Small Great Things Page 4

In the end, I wound up wrapping it in a towel, and told visitors I’d just had a shower.

I know nurses who work on surgical floors who tell me about men wheeled out of surgery who insist on taping their toupees into place in the recovery room before their spouses join them. And I can’t tell you the number of times a patient who has spent the night grunting and screaming and pushing out a baby with her husband at her side will kick her spouse out of the room postdelivery so I can help her put on a pretty nightgown and robe.

I understand the need people have to put a certain face on for the rest of the world. Which is why—when I first arrive for my shift at 6:40 A.M.—I don’t even go into the staff room, where we will shortly receive the night’s update from the charge nurse. Instead I slip down the hall to the patient I’d been with yesterday, before my shift ended. Her name was Jessie; she was a tiny little thing who had come into the pavilion looking more like a campaigning First Lady than a woman in active labor: her hair was perfectly coiffed, her face airbrushed with makeup, even her maternity clothes were fitted and stylish.
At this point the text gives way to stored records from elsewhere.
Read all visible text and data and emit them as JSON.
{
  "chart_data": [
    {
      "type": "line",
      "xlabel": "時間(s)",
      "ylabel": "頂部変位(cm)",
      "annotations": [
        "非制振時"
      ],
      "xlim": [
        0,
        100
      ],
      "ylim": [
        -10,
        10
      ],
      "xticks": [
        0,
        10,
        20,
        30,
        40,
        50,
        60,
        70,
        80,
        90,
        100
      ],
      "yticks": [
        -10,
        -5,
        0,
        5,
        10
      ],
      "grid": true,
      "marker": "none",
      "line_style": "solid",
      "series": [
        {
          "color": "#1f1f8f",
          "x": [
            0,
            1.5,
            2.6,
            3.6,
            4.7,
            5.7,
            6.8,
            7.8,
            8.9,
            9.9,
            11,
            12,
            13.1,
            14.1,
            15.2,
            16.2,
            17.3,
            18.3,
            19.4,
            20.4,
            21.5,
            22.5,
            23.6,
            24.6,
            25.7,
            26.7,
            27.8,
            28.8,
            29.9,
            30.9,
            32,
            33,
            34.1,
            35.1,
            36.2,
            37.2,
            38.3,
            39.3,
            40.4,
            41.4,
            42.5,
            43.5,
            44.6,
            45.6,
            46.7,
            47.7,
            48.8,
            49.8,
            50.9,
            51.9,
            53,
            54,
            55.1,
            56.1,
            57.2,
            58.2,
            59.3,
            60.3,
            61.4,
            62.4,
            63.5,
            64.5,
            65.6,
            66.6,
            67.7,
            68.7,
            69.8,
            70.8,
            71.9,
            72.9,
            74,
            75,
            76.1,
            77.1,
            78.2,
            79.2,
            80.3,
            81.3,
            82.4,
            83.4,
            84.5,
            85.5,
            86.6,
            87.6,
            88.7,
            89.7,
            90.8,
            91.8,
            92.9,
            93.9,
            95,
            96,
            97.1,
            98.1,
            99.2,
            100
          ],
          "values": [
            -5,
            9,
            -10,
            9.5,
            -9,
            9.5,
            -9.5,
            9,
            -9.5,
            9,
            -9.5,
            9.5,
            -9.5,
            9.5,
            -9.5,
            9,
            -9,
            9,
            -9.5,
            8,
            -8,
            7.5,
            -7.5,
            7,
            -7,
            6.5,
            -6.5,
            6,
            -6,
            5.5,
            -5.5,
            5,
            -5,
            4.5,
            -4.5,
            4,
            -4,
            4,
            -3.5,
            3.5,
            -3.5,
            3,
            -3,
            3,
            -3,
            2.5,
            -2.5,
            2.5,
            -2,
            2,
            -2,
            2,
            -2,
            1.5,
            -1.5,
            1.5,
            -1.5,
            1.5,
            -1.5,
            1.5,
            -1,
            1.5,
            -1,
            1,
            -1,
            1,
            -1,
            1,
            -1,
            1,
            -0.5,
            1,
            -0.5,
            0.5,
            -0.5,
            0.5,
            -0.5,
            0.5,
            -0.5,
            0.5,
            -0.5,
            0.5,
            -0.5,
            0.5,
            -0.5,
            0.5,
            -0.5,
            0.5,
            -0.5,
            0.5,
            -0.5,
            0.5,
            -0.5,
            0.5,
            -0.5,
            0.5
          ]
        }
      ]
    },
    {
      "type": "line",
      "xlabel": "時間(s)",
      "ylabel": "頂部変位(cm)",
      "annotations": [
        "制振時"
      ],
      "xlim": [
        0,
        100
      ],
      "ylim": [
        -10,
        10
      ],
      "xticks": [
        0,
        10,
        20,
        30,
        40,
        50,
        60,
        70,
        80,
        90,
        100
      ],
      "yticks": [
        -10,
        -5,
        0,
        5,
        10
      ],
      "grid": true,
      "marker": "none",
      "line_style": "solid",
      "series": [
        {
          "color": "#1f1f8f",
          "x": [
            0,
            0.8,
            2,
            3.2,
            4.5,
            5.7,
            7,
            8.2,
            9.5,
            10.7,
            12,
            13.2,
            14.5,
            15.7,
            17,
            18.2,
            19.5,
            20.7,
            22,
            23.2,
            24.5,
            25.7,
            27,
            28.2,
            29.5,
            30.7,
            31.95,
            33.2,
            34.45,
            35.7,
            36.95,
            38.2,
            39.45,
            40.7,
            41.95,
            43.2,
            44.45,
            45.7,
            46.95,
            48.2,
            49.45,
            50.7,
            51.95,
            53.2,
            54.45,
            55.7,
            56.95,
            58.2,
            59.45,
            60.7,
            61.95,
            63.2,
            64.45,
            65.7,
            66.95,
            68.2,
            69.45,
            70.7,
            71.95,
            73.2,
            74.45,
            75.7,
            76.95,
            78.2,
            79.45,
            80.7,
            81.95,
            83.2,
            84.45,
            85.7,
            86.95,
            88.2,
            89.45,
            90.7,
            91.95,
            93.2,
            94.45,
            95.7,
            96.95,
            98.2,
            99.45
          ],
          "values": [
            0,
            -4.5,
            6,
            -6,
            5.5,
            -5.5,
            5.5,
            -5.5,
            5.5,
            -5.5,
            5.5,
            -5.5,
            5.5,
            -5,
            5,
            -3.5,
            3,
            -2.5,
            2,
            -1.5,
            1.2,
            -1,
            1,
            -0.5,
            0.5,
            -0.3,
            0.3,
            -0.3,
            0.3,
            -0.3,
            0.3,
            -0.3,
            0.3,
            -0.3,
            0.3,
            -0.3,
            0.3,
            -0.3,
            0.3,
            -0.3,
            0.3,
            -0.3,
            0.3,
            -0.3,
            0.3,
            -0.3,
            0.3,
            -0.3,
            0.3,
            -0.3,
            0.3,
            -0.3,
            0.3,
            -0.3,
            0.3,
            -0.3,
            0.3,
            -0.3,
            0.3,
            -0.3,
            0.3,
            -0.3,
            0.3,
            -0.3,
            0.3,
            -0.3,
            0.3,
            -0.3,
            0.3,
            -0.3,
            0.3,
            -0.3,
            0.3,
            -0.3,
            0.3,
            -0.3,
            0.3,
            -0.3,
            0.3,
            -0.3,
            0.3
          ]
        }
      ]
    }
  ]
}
That’s a dead giveaway, since by forty weeks of pregnancy most mothers-to-be would be happy to wear a pup tent. I scanned her chart—G1, now P1—and grinned. The last thing I’d said to Jessie before I turned her care over to a colleague and went home for the night was that the next time I saw her, she’d have a baby, and sure enough, I have a new patient. While I’ve been sleeping, Jessie’s delivered a healthy seven-pound, six-ounce girl.

I open the door to find Jessie dozing. The baby lies swaddled in the bassinet beside the bed; Jessie’s husband is sprawled in a chair, snoring. Jessie stirs when I walk in, and I immediately put a finger to my lips. Quiet.

From my purse, I pull a compact mirror and a red lipstick.

Part of labor is conversation; it’s the distraction that makes the pain ebb and it’s the glue that bonds a nurse to her patient. What other situation can you think of where one medical professional spends up to twelve hours consulting with a single person? As a result, the connection we build with these women is fierce and fast. I know things about them, in a mere matter of hours, that their own closest friends don’t always know: how she met her partner at a bar when she’d had too much to drink; how her father didn’t live long enough to see this grandchild; how she worries about being a mom because she hated babysitting as a teenager. Last night, in the dragon hours of Jessie’s labor, when she was teary and exhausted and snapping at her husband, I’d suggested that he go to the cafeteria to get a cup of coffee. As soon as he left, the air in the room was easier to breathe, and she fell back against those awful plastic pillows we have in the birthing pavilion. “What if this baby changes everything?” she sobbed. She confessed that she never went anywhere without her “game face” on, that her husband had never even seen her without mascara; and now here he was watching her body contort itself inside out, and how would he ever look at her the same way again?

Listen, I had told her. You let me worry about that.

I’d like to think my taking that one straw off her back was what gave her the strength to make it to transition.

It’s funny. When I tell people I’ve been a labor and delivery nurse for more than twenty years, they’re impressed by the fact that I have assisted in cesareans, that I can start an IV in my sleep, that I can tell the difference between a decel in the fetal heart rate that is normal and one that requires intervention. But for me, being an L & D nurse is all about knowing your patient, and what she needs. A back rub. An epidural. A little Maybelline.

Jessie glances at her husband, still dead to the world. Then she takes the lipstick from my hand. “Thank you,” she whispers, and our eyes connect. I hold the mirror as she once again reinvents herself.

ON THURSDAYS, MY shift goes from 7:00 A.M. till 7:00 P.M. At Mercy–West Haven, during the day, we usually have two nurses on the birthing pavilion—three if we’re swimming in human resources that day. As I walk through the pavilion, I note idly how many of our delivery suites are occupied—it’s three, right now, a nice slow start to the day. Marie, the charge nurse, is already in the room where we have our morning meeting when I come inside, but Corinne—the second nurse on shift with me—is missing. “What’s it going to be today?” Marie asks, as she flips through the morning paper.

“Flat tire,” I reply. This guessing game is a routine: What excuse will Corinne use today for being late? It’s a beautiful fall day in October, so she can’t blame the weather.

“That was last week. I’m going with the flu.”